3. Document Your Environment Variables

Create a .env.example file:

# .env.example
TELEGRAM_BOT_TOKEN=
DISCORD_BOT_TOKEN=
ANTHROPIC_API_KEY=
BRAVE_API_KEY=
OPENAI_API_KEY=
ELEVENLABS_API_KEY=

This helps onboarding and documents required credentials.

4. Test Configuration Changes

After modifying config, test with verbose logging:

poetry run openpaw -c config.yaml -w my-agent -v

Watch startup logs for validation errors.

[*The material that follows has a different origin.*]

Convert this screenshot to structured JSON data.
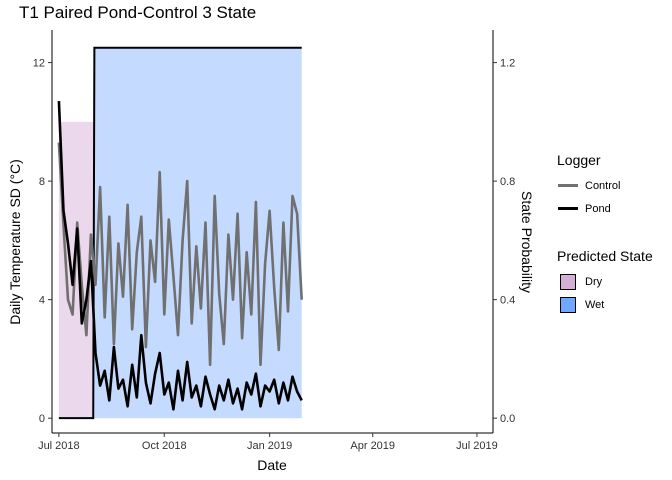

5. Use Separate Configs for Environments

Don't modify config.yaml for different environments. Instead:

# config.dev.yaml
logging:
  level: DEBUG

# config.prod.yaml
logging:
  level: INFO

# Run with -c flag
poetry run openpaw -c config.dev.yaml -w my-agent

Troubleshooting

Config file not found:

Error: Configuration file not found: config.yaml
Solution: Ensure the file exists and the path is correct. Use -c flag to specify path.

YAML syntax error:

yaml.scanner.ScannerError: while scanning a simple key
Solution: Check YAML syntax. Ensure consistent indentation (use spaces, not tabs).

Environment variable not expanded:

Warning: Token contains literal '${TELEGRAM_BOT_TOKEN}'
Solution: Ensure the environment variable is set before running OpenPaw.

Workspace not found:

Error: Workspace 'my-agent' not found in agent_workspaces/
Solution: Ensure workspace directory exists and contains required identity files (agent/AGENT.md, agent/USER.md, agent/SOUL.md, agent/HEARTBEAT.md).

Model provider error:

Error: Invalid model provider: 'invalid-provider'
Solution: Use a supported provider: anthropic, openai, bedrock_converse, or configure OpenAI-compatible API via base_url.

Timezone validation error:

ValidationError: Invalid IANA timezone identifier: 'America/InvalidCity'
Solution: Use a valid IANA timezone. See list of tz database time zones.